Samsung's competitors are skeptical.
“Nortel has a large install base [in North America],” a Nortel spokeswoman said. “A new vendor coming into the market today would have to play catch-up.”
In an e-mail interview, Motorola senior vice president and North America general manager Fred Wright said the only markets left open are sparsely populated regions in the Western U.S. and isolated rural markets. But even a new vendor would have trouble winning those contracts because consolidating carriers may ditch vendors, and would be reluctant to pick a new supplier. Also, several other vendors are waiting in line.
“We're in a position to take advantage and move if our competition falters,” said Angel Ruiz, CEO of Ericsson North America (see story, page 26).

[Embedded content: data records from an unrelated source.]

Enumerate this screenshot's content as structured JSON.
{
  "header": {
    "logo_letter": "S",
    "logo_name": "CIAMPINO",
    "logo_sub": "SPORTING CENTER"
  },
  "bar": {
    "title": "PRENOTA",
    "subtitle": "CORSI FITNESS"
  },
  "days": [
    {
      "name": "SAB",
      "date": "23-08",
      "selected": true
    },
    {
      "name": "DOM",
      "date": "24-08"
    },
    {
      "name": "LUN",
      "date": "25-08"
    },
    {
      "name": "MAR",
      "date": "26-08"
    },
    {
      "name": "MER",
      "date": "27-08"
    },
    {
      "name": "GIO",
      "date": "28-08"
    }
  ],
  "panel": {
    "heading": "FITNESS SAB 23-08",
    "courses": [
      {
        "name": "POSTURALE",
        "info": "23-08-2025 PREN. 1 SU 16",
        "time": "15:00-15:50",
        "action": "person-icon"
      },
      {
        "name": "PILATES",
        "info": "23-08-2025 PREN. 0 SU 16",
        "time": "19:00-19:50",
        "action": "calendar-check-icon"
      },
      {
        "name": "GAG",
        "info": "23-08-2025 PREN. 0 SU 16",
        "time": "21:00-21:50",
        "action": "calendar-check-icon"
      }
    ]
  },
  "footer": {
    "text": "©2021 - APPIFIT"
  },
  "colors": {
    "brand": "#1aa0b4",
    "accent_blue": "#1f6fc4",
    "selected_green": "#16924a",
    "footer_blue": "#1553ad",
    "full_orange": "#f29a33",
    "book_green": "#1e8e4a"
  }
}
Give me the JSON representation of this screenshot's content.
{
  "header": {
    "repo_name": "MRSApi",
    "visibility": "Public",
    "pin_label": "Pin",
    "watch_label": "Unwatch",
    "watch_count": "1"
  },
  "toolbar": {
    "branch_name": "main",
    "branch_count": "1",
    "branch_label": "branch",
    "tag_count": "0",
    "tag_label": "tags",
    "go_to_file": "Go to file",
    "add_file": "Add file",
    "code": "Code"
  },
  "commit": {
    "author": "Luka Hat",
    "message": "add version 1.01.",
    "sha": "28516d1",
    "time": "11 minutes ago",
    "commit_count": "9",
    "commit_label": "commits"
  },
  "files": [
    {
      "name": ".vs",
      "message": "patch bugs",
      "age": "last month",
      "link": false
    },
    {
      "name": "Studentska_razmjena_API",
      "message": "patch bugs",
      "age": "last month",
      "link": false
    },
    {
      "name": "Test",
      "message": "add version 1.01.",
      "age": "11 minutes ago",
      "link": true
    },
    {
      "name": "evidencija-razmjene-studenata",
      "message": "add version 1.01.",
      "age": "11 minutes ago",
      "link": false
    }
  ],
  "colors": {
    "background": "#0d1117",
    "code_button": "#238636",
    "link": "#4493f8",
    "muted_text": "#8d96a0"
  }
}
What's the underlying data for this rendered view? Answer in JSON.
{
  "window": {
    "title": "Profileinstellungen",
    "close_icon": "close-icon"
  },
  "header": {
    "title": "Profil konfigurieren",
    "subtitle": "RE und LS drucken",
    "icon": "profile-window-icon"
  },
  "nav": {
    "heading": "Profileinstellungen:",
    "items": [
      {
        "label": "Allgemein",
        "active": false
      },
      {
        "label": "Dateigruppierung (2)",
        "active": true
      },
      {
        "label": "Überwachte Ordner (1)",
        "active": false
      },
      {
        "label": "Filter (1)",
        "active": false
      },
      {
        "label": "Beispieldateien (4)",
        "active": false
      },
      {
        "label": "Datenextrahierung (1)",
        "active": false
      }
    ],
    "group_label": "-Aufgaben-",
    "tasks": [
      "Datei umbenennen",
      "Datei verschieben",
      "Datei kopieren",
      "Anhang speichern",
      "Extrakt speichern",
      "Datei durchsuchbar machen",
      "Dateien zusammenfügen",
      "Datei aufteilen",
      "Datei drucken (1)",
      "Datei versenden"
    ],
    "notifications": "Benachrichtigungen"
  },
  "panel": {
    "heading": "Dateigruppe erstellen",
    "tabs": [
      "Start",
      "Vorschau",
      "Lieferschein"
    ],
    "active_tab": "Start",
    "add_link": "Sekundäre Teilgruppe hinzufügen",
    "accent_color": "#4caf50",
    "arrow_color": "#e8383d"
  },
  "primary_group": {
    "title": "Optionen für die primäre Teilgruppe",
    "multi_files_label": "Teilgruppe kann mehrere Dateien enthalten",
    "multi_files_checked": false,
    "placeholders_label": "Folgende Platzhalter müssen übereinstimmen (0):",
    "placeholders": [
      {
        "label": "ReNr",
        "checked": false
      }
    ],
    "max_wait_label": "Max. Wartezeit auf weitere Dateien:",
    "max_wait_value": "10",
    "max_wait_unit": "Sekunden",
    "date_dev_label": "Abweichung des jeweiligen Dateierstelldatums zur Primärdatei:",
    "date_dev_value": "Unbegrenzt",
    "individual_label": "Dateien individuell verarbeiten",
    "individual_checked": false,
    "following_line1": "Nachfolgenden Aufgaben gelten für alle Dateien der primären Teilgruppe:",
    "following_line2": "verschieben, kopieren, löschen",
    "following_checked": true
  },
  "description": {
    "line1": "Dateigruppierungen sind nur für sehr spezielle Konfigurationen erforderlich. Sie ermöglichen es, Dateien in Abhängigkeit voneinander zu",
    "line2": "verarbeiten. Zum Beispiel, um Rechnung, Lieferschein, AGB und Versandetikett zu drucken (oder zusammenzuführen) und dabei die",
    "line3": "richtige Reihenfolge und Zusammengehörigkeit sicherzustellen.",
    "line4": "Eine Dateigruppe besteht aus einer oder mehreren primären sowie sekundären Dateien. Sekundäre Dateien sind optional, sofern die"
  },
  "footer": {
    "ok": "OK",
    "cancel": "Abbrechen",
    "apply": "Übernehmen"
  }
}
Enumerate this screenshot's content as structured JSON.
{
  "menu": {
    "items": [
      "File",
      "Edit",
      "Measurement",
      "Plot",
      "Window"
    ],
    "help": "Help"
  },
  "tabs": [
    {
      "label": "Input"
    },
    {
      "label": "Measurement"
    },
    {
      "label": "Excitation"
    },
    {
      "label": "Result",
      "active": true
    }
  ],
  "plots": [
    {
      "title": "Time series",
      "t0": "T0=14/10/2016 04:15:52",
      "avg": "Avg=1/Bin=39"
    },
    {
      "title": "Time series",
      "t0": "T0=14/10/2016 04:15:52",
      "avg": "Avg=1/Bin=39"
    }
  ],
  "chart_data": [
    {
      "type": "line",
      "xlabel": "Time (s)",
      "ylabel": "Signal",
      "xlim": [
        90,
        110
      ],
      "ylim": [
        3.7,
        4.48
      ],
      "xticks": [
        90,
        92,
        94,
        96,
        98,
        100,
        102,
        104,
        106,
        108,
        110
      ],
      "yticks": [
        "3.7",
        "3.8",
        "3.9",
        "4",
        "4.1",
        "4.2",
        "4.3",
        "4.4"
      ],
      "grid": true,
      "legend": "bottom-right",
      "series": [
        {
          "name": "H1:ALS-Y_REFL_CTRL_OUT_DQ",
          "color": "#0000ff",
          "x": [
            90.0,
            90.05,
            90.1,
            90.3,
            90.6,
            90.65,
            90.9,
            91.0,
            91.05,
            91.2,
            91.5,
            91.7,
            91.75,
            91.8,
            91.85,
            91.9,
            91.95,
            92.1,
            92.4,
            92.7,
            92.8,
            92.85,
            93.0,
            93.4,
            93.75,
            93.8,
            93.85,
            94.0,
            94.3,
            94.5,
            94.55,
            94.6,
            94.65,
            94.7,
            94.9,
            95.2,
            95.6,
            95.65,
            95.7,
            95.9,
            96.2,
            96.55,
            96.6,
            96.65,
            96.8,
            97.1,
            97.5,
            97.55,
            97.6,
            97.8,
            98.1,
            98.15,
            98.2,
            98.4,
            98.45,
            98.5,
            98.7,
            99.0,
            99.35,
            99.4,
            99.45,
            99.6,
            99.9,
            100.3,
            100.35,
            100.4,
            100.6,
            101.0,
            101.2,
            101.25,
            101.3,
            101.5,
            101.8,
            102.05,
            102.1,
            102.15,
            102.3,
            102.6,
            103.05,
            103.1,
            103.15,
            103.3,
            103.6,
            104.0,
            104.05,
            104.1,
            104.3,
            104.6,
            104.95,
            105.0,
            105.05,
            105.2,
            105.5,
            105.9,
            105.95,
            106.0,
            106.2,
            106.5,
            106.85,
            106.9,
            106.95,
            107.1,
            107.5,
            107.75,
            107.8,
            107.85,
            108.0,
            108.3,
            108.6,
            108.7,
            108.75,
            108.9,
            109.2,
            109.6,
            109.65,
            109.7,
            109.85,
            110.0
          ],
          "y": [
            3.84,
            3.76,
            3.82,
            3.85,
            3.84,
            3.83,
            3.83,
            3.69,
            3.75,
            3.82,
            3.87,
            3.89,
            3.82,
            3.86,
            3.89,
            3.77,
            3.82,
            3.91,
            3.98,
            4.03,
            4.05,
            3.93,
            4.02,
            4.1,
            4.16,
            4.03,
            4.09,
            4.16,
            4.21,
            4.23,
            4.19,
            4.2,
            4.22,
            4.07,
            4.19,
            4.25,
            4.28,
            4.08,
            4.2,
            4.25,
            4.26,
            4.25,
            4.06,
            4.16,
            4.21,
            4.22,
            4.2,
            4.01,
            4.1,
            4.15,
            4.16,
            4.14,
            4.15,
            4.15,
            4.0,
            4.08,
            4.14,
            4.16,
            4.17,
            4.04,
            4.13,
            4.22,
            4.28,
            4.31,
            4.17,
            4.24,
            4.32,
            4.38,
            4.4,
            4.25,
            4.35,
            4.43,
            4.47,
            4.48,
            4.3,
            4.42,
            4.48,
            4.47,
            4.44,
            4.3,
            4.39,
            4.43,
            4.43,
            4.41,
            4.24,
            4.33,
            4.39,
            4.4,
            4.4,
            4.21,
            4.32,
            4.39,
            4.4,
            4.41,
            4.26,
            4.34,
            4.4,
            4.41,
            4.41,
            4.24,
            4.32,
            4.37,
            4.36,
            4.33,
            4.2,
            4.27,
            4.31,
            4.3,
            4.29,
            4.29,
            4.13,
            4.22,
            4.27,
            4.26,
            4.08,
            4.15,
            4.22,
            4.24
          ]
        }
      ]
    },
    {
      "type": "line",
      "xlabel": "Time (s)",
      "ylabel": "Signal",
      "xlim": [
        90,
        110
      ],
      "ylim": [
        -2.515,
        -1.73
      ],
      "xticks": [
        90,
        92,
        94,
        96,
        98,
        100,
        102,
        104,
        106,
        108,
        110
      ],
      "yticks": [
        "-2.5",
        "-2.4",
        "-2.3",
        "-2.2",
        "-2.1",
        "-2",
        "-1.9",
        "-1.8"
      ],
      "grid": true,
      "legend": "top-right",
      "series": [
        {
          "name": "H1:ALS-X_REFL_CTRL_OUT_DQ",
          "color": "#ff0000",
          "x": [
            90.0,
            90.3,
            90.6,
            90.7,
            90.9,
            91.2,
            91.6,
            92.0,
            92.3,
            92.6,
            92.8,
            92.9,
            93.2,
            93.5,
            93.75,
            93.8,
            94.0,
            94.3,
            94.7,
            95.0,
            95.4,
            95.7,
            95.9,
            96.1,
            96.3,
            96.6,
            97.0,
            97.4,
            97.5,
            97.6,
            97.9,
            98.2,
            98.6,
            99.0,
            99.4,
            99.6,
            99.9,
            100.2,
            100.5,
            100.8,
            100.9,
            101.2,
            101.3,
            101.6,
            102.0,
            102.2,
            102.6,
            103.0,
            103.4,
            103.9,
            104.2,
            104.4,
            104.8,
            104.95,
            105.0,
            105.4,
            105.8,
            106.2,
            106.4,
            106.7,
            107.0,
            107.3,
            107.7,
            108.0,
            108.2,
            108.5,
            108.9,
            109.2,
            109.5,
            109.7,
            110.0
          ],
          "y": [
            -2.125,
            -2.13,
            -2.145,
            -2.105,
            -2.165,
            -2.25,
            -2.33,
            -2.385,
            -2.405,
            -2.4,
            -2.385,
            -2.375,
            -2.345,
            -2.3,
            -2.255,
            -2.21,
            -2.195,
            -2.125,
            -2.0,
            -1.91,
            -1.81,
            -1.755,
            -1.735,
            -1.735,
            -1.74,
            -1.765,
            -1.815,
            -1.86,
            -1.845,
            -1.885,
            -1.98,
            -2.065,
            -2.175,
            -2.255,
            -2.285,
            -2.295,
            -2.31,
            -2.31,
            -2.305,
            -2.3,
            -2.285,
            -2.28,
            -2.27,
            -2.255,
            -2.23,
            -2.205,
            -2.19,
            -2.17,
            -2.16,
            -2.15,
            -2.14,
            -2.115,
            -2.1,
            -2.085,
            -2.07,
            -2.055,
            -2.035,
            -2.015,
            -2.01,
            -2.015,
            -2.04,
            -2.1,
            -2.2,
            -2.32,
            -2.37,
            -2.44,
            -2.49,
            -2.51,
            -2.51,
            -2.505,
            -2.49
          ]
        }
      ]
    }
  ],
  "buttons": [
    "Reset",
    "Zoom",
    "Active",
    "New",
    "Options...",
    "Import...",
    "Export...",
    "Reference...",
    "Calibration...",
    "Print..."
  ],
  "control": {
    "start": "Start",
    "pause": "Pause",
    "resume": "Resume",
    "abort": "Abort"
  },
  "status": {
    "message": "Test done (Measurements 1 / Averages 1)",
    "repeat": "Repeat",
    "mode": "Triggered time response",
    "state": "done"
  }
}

Yankee Group senior analyst Phil Marshall said Samsung may be using its new product launch to target Latin America or to establish itself for backhaul or WiMAX deals. “Even with these base station alternatives, Samsung is going head-to-head with the incumbent vendors,” Marshall said. “It's almost impossible to come into market at this stage and usurp an incumbent.”
The North American battlefield for CDMA
Lucent Technologies — Has an estimated 60% CDMA market share in North America.
Nortel Networks — Holds about 25% of North American CDMA contracts.
Motorola — Network division is far eclipsed by handset division, but won part of Sprint's EV-DO upgrade.
Ericsson — Has won infrastructure deals with smaller carriers such as Leap Wireless.